After being in Haiti in March, I came into this experience with a particular idea of what I would be exposed to here, especially the extreme levels of poverty. This experience in the village definitely was more than I had originally expected. As a dog owner, I was looking forward to seeing some people’s pets and maybe getting a little dog time in, but these dogs were in horrible condition. There was overwhelming mange and other visible diseases that afflicted these poor animals, with their ribs visible from across the other side of the village. If you kept your animals in that state in the US, you may be arrested for animal cruelty.
So the dogs were bad, but the children were worse. You can’t really see in the picture, but all my nursing assessment skills came in handy when I could determine how many of these children were malnourished, and dressed in tattered clothes. None of the children were enrolled in school. It was, as the Makerere nursing professor put it, a “missed opportunity”. We didn’t get to implement a lot of teaching about rabies, or general health, but if this happens again next year, they’ll be better prepared and will be able to utilize the nursing skills available with the students present.
That evening I had dinner with the “mother” (or the faculty supervising) of all the students for the trip. She’s a wonderful and strong woman, who recently earned her PhD in nursing. She opened up and detailed how challenging being a woman in academia here in Uganda is, especially with the gender issues of male dominance. As an American woman, who was raised with independence (almost to the point of stubbornness) and the pursuit of education placed at the highest priority, it was hard to imagine how difficult it would be to attain the educational accomplishments that she had.
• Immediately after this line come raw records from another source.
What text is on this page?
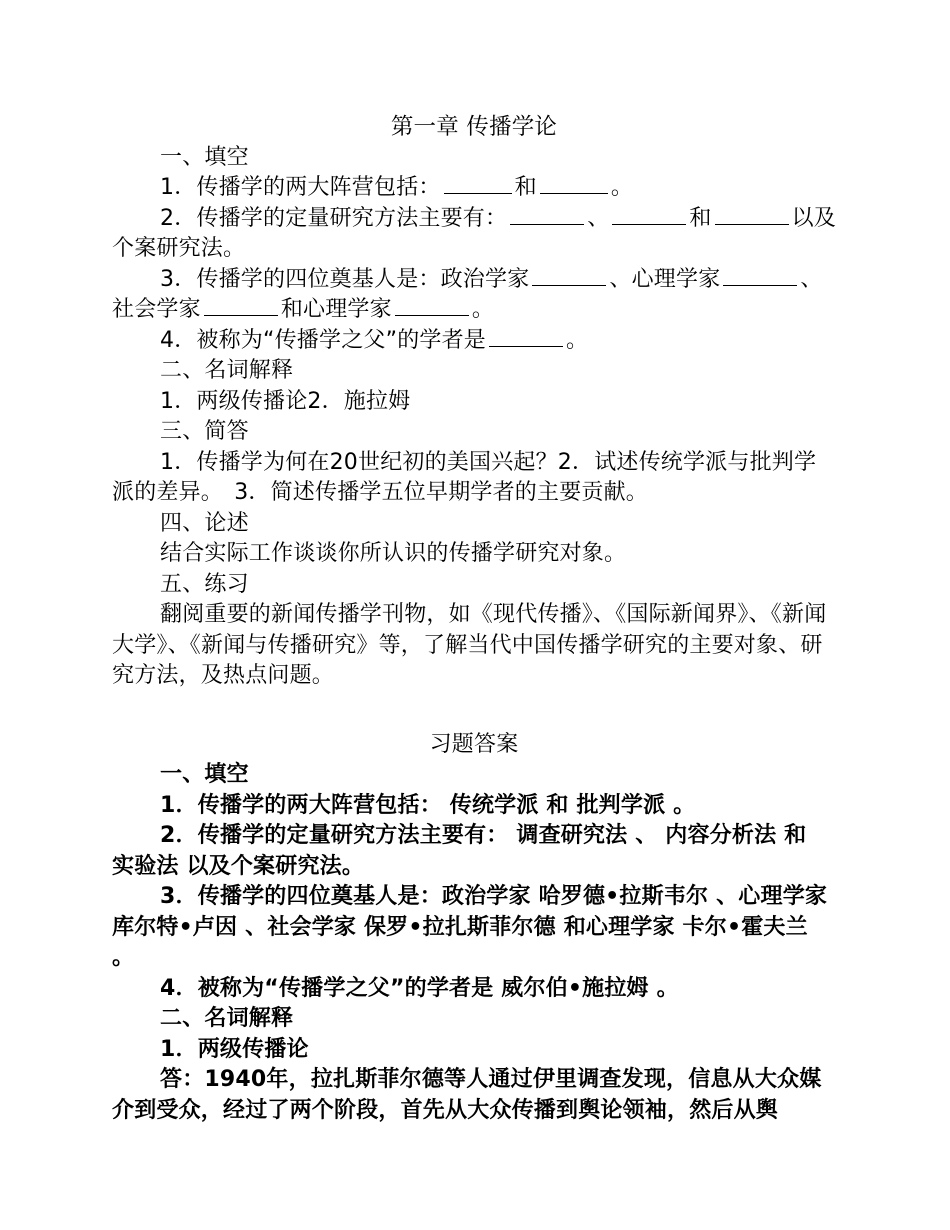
第一章 传播学论

一、填空

1．传播学的两大阵营包括：	和	。

2．传播学的定量研究方法主要有：	、	和	以及个案研究法。

3．传播学的四位奠基人是：政治学家	、心理学家	、社会学家	和心理学家	。

4．被称为“传播学之父”的学者是	。

二、名词解释

1．两级传播论2．施拉姆

三、简答

1．传播学为何在20世纪初的美国兴起？2．试述传统学派与批判学派的差异。　3．简述传播学五位早期学者的主要贡献。

四、论述

结合实际工作谈谈你所认识的传播学研究对象。

五、练习

翻阅重要的新闻传播学刊物，如《现代传播》、《国际新闻界》、《新闻大学》、《新闻与传播研究》等，了解当代中国传播学研究的主要对象、研究方法，及热点问题。

习题答案

一、填空

1．传播学的两大阵营包括： 传统学派 和 批判学派 。

2．传播学的定量研究方法主要有： 调查研究法 、 内容分析法 和 实验法 以及个案研究法。

3．传播学的四位奠基人是：政治学家 哈罗德•拉斯韦尔 、心理学家 库尔特•卢因 、社会学家 保罗•拉扎斯菲尔德 和心理学家 卡尔•霍夫兰 。

4．被称为“传播学之父”的学者是 威尔伯•施拉姆 。

二、名词解释

1．两级传播论

答：1940年，拉扎斯菲尔德等人通过伊里调查发现，信息从大众媒介到受众，经过了两个阶段，首先从大众传播到舆论领袖，然后从舆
It made me incredibly thankful for the wonderful and supporting husband that I have, who has been nothing but supportive in this entire adventure at Hopkins. This professor detailed about how she feels that education for girls may be one of the most important interventions to improve the overall life of Ugandans.
Tuesday, September 28
Today was a busy day, we visited three different villages, and continued with the vaccinations for the animals for the official World Rabies Day. Fortunately enough for my poor heart, the quality of the care that the animals and children received improved with each village we visited. At the final village, the children were all (except maybe a handful) enrolled in school, and the veterinarian overlooking the event gave them a talk in their language. Most everyone here speaks English, but Luganda and other traditional languages are present all over.
Here’s some of the group I worked with:
The ride home felt like the driver from the Knight bus in Harry Potter, with the smoothness of the Indiana Jones theme park ride, and all taking place in the Oklahoma dust bowl…but thankfully only for the last two hours getting into the city. Otherwise the quality of the roads was fairly nice.
They call Uganda the Pearl of Africa, and I can definitely see why. This country is beautiful, the people are warm and welcoming, and the weather is amazing. The food is lacking, as they are fans of anything bland and from the potato family, and I’m dying for some hot sauce. My project is changing each day, and so I’ll update you with the changes as they happen.